Processes not dying

Printable View

04-18-2008
Elkvis

Processes not dying

I have a server program that forks off child processes to handle network connections. for some reason, the child processes are not dying when I call exit(0). I use MySQL for database access, and it is high on my list of suspects, but at this point I have no proof that the MySQL client library is causing any problems. the network connections are getting closed, as evidenced by the fact that I can look in /proc/<pid>/fd and see that only 0, 1, and 2 (stdin, stdout, and stderr, in no particular order) remain. I am intercepting the SIGCHLD signal, which calls wait(), in order to collect the terminated processes, but for some reason, the processes don't go away. they still show up on the output of ps ax, and not as zombies, so somehow, the processes are still running. I've done everything I can think of to fix this, and I'm running out of ideas. Please give me a few suggestions of things to try.
04-18-2008
CornedBee

That should be quite impossible. For testing, though, you can try calling _exit() instead of exit(), thus avoiding atexit()-registered functions, one of which might, if it's very badly behaved, call longjmp().
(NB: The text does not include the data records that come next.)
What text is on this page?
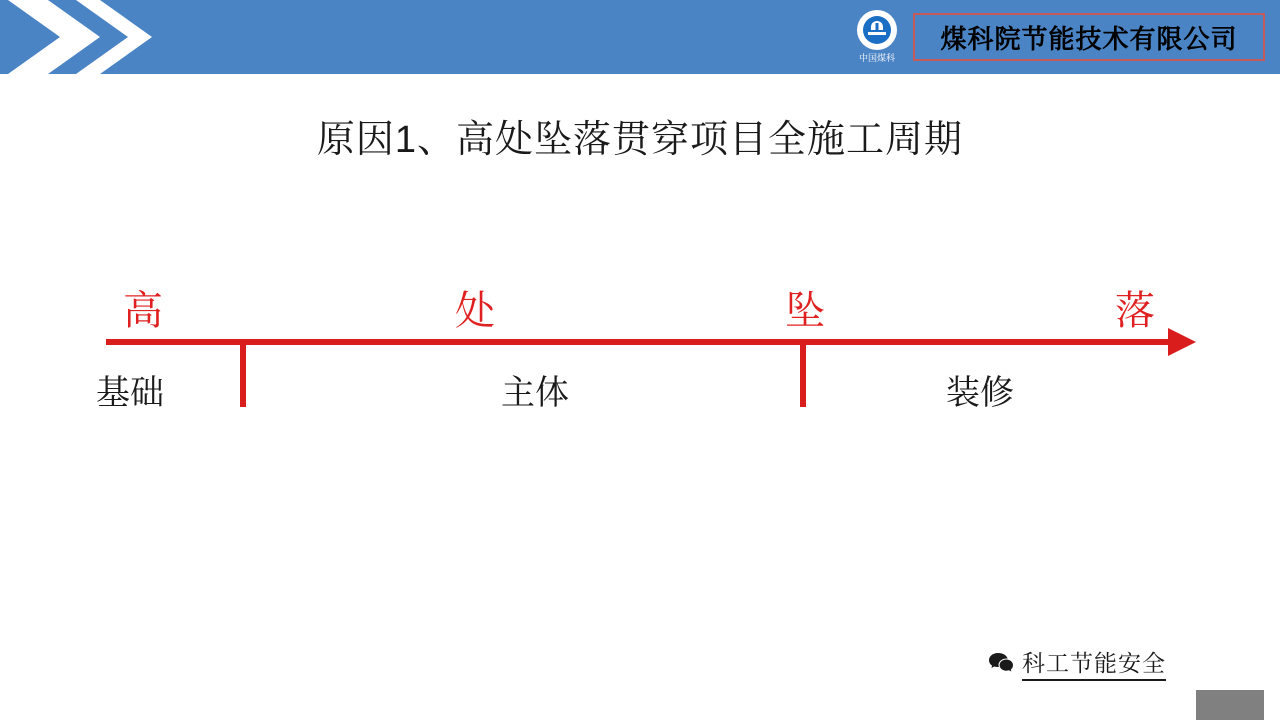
中国煤科
煤科院节能技术有限公司
原因1、高处坠落贯穿项目全施工周期
高	处	坠	落
基础	主体	装修
科工节能安全
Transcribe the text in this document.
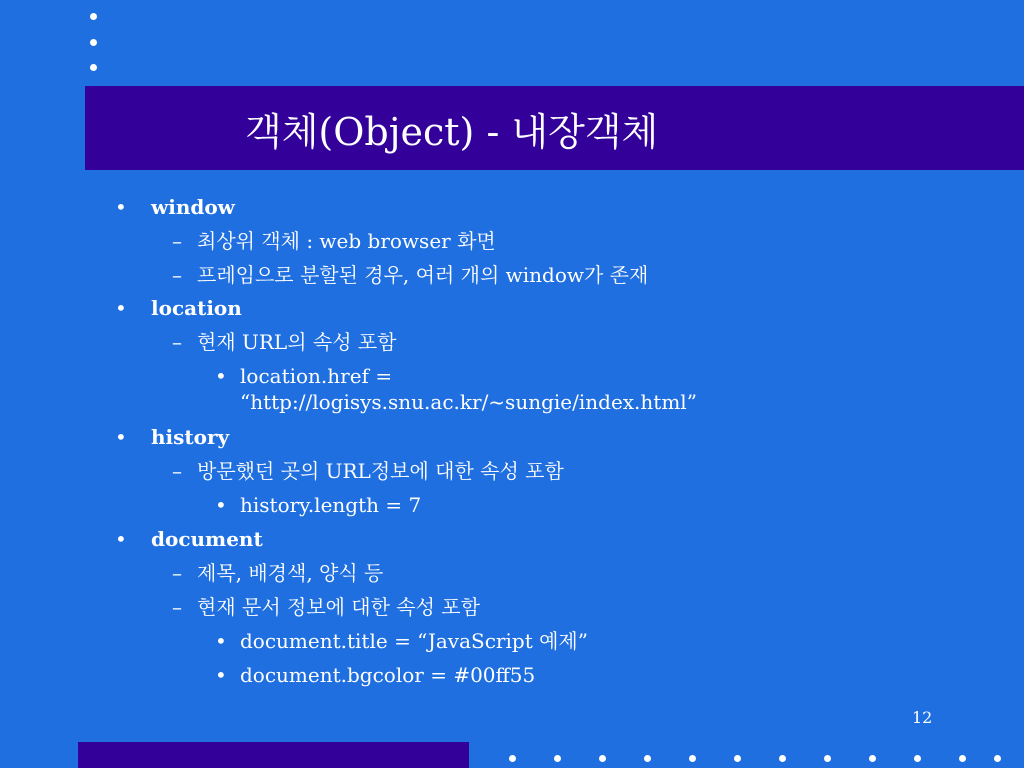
객체(Object) - 내장객체
• window
– 최상위 객체 : web browser 화면
– 프레임으로 분할된 경우, 여러 개의 window가 존재
• location
– 현재 URL의 속성 포함
• location.href =
“http://logisys.snu.ac.kr/~sungie/index.html”
• history
– 방문했던 곳의 URL정보에 대한 속성 포함
• history.length = 7
• document
– 제목, 배경색, 양식 등
– 현재 문서 정보에 대한 속성 포함
• document.title = “JavaScript 예제”
• document.bgcolor = #00ff55
12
But primarily I'd try making absolutely sure that the exit() call is reached at all.
04-18-2008
matsp

You can also attach to a "dying" process in gdb for example - just "attach <pid>" after starting gdb without any arguments.

--
Mats
04-18-2008
Elkvis

I'm not setting any atexit() functions, but I'll definitely give the _exit() thing a try. also, I'm not especially familiar with gdb, but I'll try attaching to a process and see what happens.
04-18-2008
matsp

Ah, you need a "beginners guide to GDB", ok, so after you attached to the process, you can "break" by pressing CTRL-C, and type "stack" or "backtrace" to list which function you are in, and the "call-stack" of functions leading up to that point.

--
Mats
04-18-2008
CornedBee

Quote:

type "stack" or "backtrace"

Or "bt". It's the shortest variant. And when you've used command line debuggers a bit, you'll really appreciate short commands ;)
04-18-2008
Elkvis

Quote:

Originally Posted by matsp

Ah, you need a "beginners guide to GDB", ok, so after you attached to the process, you can "break" by pressing CTRL-C, and type "stack" or "backtrace" to list which function you are in, and the "call-stack" of functions leading up to that point.

--
Mats

I'll have to rebuild the project in debug mode, but that's only about 10 minutes worth.... any recommendations of a good "beginner's guide" for gdb?
04-18-2008
matsp

This may be a good place to start:
http://www.cs.princeton.edu/~benjasik/gdb/gdbtut.html

--
Mats
04-22-2008
brewbuck

If the processes are not in state 'Z' what state are they in?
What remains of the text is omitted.